My dad much admired Sen. Stennis and had sung his praises to me for years and years. I was in awe of Stennis. I couldn’t believe I was sitting by him. I mean, I was 27. Stennis had become a U.S. Senator five years before I was born.
The 1979 Mississippi State football season was not one fondly remembered by Bulldog fans. It was my first year at The Clarion-Ledger, the late Emory Bellard’s first as head coach at State. Bellard was trying to run the Wishbone offense without a quarterback suited to run the option offense. The results were as predictable as they were dismal. State opened with a 14-13 loss to Memphis. Then came an open date, and then Maryland. The Bulldogs were decided underdogs.
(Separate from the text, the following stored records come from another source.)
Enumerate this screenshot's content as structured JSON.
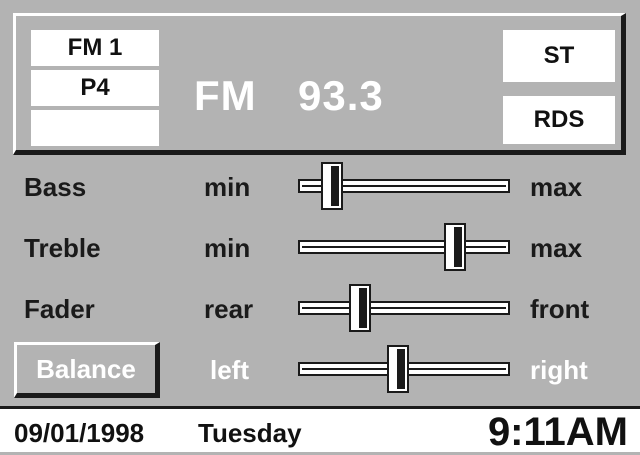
{
  "radio": {
    "band": "FM 1",
    "preset": "P4",
    "preset_extra": "",
    "frequency_band": "FM",
    "frequency": "93.3",
    "stereo_indicator": "ST",
    "rds_indicator": "RDS"
  },
  "sliders": [
    {
      "label": "Bass",
      "min_label": "min",
      "max_label": "max",
      "value": 0.12
    },
    {
      "label": "Treble",
      "min_label": "min",
      "max_label": "max",
      "value": 0.77
    },
    {
      "label": "Fader",
      "min_label": "rear",
      "max_label": "front",
      "value": 0.27
    },
    {
      "label": "Balance",
      "min_label": "left",
      "max_label": "right",
      "value": 0.47
    }
  ],
  "status": {
    "date": "09/01/1998",
    "day": "Tuesday",
    "time": "9:11AM"
  },
  "colors": {
    "background": "#b3b3b3",
    "text_dark": "#111111",
    "text_light": "#ffffff"
  }
}
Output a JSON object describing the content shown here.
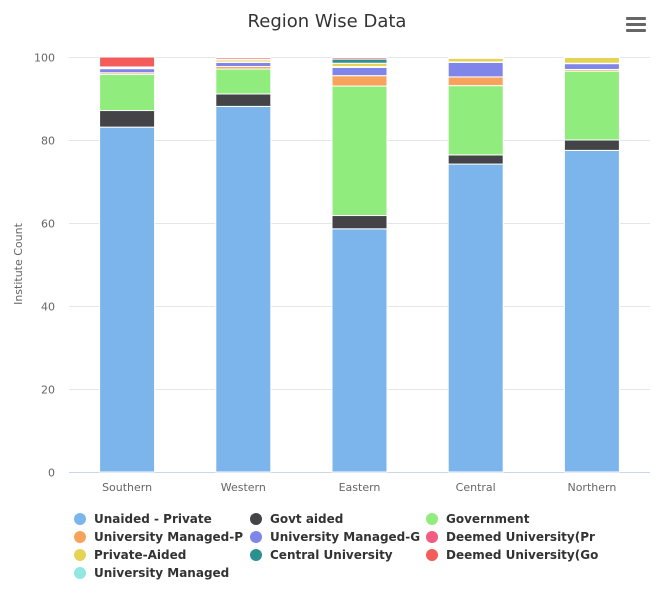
{
  "menu_icon": "hamburger-menu-icon",
  "chart_data": {
    "type": "bar",
    "stacked": true,
    "title": "Region Wise Data",
    "xlabel": "",
    "ylabel": "Institute Count",
    "ylim": [
      0,
      100
    ],
    "yticks": [
      0,
      20,
      40,
      60,
      80,
      100
    ],
    "grid": true,
    "legend_position": "bottom",
    "categories": [
      "Southern",
      "Western",
      "Eastern",
      "Central",
      "Northern"
    ],
    "series": [
      {
        "name": "Unaided - Private",
        "color": "#7cb5ec",
        "values": [
          83.1,
          88.1,
          58.6,
          74.2,
          77.5
        ]
      },
      {
        "name": "Govt aided",
        "color": "#434348",
        "values": [
          4.0,
          3.0,
          3.2,
          2.2,
          2.5
        ]
      },
      {
        "name": "Government",
        "color": "#90ed7d",
        "values": [
          8.7,
          6.0,
          31.2,
          16.7,
          16.6
        ]
      },
      {
        "name": "University Managed-P",
        "color": "#f7a35c",
        "values": [
          0.4,
          0.6,
          2.5,
          2.1,
          0.4
        ]
      },
      {
        "name": "University Managed-G",
        "color": "#8085e9",
        "values": [
          1.0,
          1.0,
          2.0,
          3.5,
          1.4
        ]
      },
      {
        "name": "Deemed University(Pr",
        "color": "#f15c80",
        "values": [
          0.2,
          0.1,
          0.2,
          0.1,
          0.1
        ]
      },
      {
        "name": "Private-Aided",
        "color": "#e4d354",
        "values": [
          0.1,
          0.5,
          0.8,
          0.9,
          1.4
        ]
      },
      {
        "name": "Central University",
        "color": "#2b908f",
        "values": [
          0.1,
          0.2,
          1.0,
          0.2,
          0.1
        ]
      },
      {
        "name": "Deemed University(Go",
        "color": "#f45b5b",
        "values": [
          2.4,
          0.4,
          0.4,
          0.1,
          0.0
        ]
      },
      {
        "name": "University Managed",
        "color": "#91e8e1",
        "values": [
          0.0,
          0.1,
          0.1,
          0.0,
          0.0
        ]
      }
    ]
  }
}
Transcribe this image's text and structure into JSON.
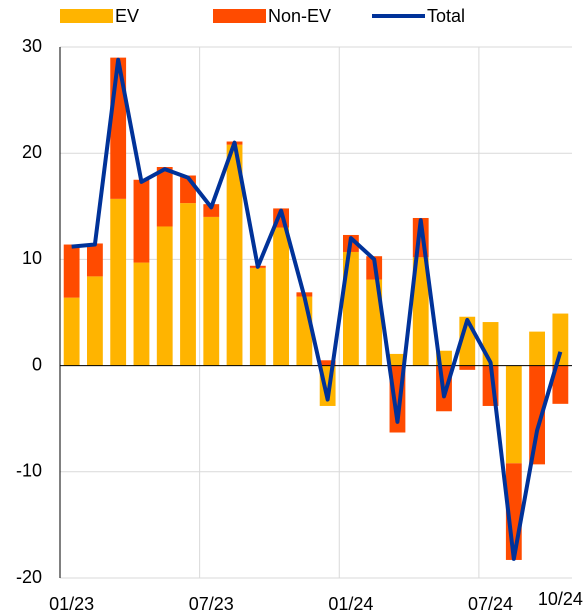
{
  "chart_data": {
    "type": "bar",
    "categories": [
      "01/23",
      null,
      null,
      null,
      null,
      null,
      "07/23",
      null,
      null,
      null,
      null,
      null,
      "01/24",
      null,
      null,
      null,
      null,
      null,
      "07/24",
      null,
      null,
      "10/24"
    ],
    "series": [
      {
        "name": "EV",
        "color": "#ffb400",
        "type": "bar",
        "values": [
          6.4,
          8.4,
          15.7,
          9.7,
          13.1,
          15.3,
          14.0,
          20.8,
          9.2,
          13.0,
          6.5,
          -3.8,
          10.7,
          8.1,
          1.1,
          10.2,
          1.4,
          4.6,
          4.1,
          -9.2,
          3.2,
          4.9
        ]
      },
      {
        "name": "Non-EV",
        "color": "#ff4b00",
        "type": "bar",
        "values": [
          5.0,
          3.1,
          13.3,
          7.8,
          5.6,
          2.6,
          1.2,
          0.3,
          0.2,
          1.8,
          0.4,
          0.5,
          1.6,
          2.2,
          -6.3,
          3.7,
          -4.3,
          -0.4,
          -3.8,
          -9.1,
          -9.3,
          -3.6
        ]
      },
      {
        "name": "Total",
        "color": "#003299",
        "type": "line",
        "values": [
          11.2,
          11.4,
          28.8,
          17.3,
          18.5,
          17.7,
          14.9,
          21.0,
          9.3,
          14.6,
          6.5,
          -3.2,
          12.0,
          10.0,
          -5.3,
          13.7,
          -2.9,
          4.3,
          0.3,
          -18.2,
          -6.1,
          1.3
        ]
      }
    ],
    "ylim": [
      -20,
      30
    ],
    "yticks": [
      -20,
      -10,
      0,
      10,
      20,
      30
    ],
    "grid": true
  }
}
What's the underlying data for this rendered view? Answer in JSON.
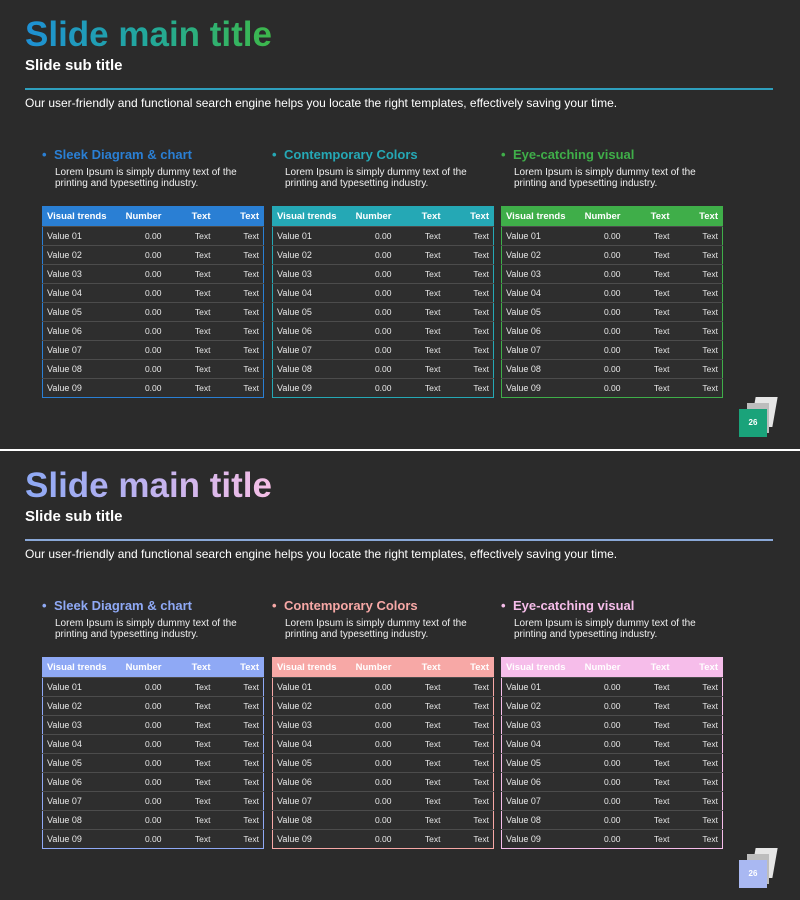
{
  "slides": [
    {
      "title": "Slide main title",
      "subtitle": "Slide sub title",
      "description": "Our user-friendly and functional search engine helps you locate the right templates, effectively saving your time.",
      "page_number": "26",
      "columns": [
        {
          "heading": "Sleek Diagram & chart",
          "text": "Lorem Ipsum is simply dummy text of the printing and typesetting industry.",
          "color": "#2a7fd4"
        },
        {
          "heading": "Contemporary Colors",
          "text": "Lorem Ipsum is simply dummy text of the printing and typesetting industry.",
          "color": "#25a8b5"
        },
        {
          "heading": "Eye-catching visual",
          "text": "Lorem Ipsum is simply dummy text of the printing and typesetting industry.",
          "color": "#3fae49"
        }
      ]
    },
    {
      "title": "Slide main title",
      "subtitle": "Slide sub title",
      "description": "Our user-friendly and functional search engine helps you locate the right templates, effectively saving your time.",
      "page_number": "26",
      "columns": [
        {
          "heading": "Sleek Diagram & chart",
          "text": "Lorem Ipsum is simply dummy text of the printing and typesetting industry.",
          "color": "#8fa9f5"
        },
        {
          "heading": "Contemporary Colors",
          "text": "Lorem Ipsum is simply dummy text of the printing and typesetting industry.",
          "color": "#f7a8a6"
        },
        {
          "heading": "Eye-catching visual",
          "text": "Lorem Ipsum is simply dummy text of the printing and typesetting industry.",
          "color": "#f6bdea"
        }
      ]
    }
  ],
  "table": {
    "headers": [
      "Visual trends",
      "Number",
      "Text",
      "Text"
    ],
    "rows": [
      [
        "Value 01",
        "0.00",
        "Text",
        "Text"
      ],
      [
        "Value 02",
        "0.00",
        "Text",
        "Text"
      ],
      [
        "Value 03",
        "0.00",
        "Text",
        "Text"
      ],
      [
        "Value 04",
        "0.00",
        "Text",
        "Text"
      ],
      [
        "Value 05",
        "0.00",
        "Text",
        "Text"
      ],
      [
        "Value 06",
        "0.00",
        "Text",
        "Text"
      ],
      [
        "Value 07",
        "0.00",
        "Text",
        "Text"
      ],
      [
        "Value 08",
        "0.00",
        "Text",
        "Text"
      ],
      [
        "Value 09",
        "0.00",
        "Text",
        "Text"
      ]
    ]
  },
  "colors": {
    "slide_background": "#2b2b2b",
    "slide1_page_badge": "#1aa37a",
    "slide2_page_badge": "#a9b8f2"
  }
}
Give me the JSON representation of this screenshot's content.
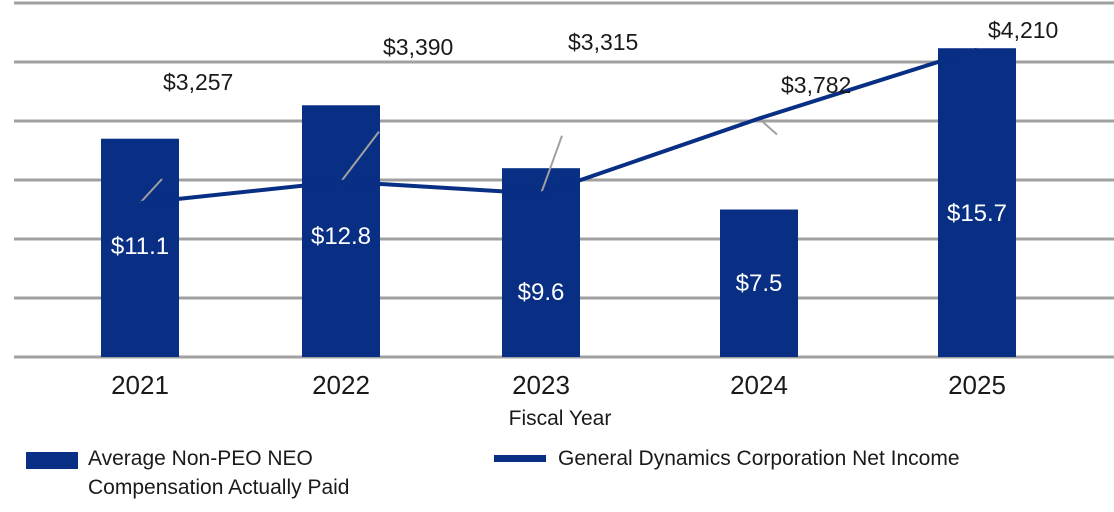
{
  "colors": {
    "bar": "#082f84",
    "line": "#082f84",
    "grid": "#a0a0a0",
    "leader": "#a0a0a0"
  },
  "chart_data": {
    "type": "bar+line",
    "title": "",
    "xlabel": "Fiscal Year",
    "ylabel": "",
    "categories": [
      "2021",
      "2022",
      "2023",
      "2024",
      "2025"
    ],
    "series": [
      {
        "name": "Average Non-PEO NEO Compensation Actually Paid",
        "type": "bar",
        "values": [
          11.1,
          12.8,
          9.6,
          7.5,
          15.7
        ],
        "labels": [
          "$11.1",
          "$12.8",
          "$9.6",
          "$7.5",
          "$15.7"
        ],
        "axis_range": [
          0,
          18
        ]
      },
      {
        "name": "General Dynamics Corporation Net Income",
        "type": "line",
        "values": [
          3257,
          3390,
          3315,
          3782,
          4210
        ],
        "labels": [
          "$3,257",
          "$3,390",
          "$3,315",
          "$3,782",
          "$4,210"
        ],
        "axis_range": [
          2300,
          4500
        ]
      }
    ],
    "grid": true,
    "gridlines": 7,
    "legend_position": "bottom"
  },
  "legend": {
    "bar_label_line1": "Average Non-PEO NEO",
    "bar_label_line2": "Compensation Actually Paid",
    "line_label": "General Dynamics Corporation Net Income"
  }
}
The Senator, nevertheless, was optimistic. I told him I wasn’t. He told me he didn’t want to interrupt my work, but he wanted to ask me some questions. He scanned the State depth chart and came across the name of Kent Hull, the future NFL great.
“Kent Hull from Greenwood,” Stennis said in that syrupy drawl of his. “That must be ol’ Charlie Hull’s boy. Is he?”
I told him Kent was, indeed, Charlie Hull’s boy. I also told him that Kent, an under-sized freshman who wasn’t shaving yet, would make his first start at center that afternoon against Maryland’s All-American nose tackle who was five years older and 80 pounds heavier than Kent. I mentioned that it might not be a good matchup for the Bulldogs — or for Kent.
The truth is, Bellard had wanted to redshirt Hull and give him another year to develop. Injuries forced his hand. Kent had been a basketball star (as was his dad) in high school. He had never really concentrated totally on football and was lean and under-sized for Division I football. It would have been hard to predict then that Hull would become one of the greatest centers in the NFL. Hull, whom Bellard would later call “as tough as a rolling bunch of butcher blades” just wasn’t big enough — yet.
So the game began and on the first play from scrimmage the Maryland All-American bowled Kent over with a vicious forearm to the chin. Both the Senator and I had our binoculars trained on Kent. I looked over at Stennis, just as he peered over his spectacles at me.
Said the Senator, “Ah don’t believe Ah’ll mention that play to ol’ Charlie.”
Final score: Maryland 35, State 14. The game was forgettable. My afternoon sitting between Orley Hood and John C. Stennis, watching Charlie Hull’s boy make his first college start, was not.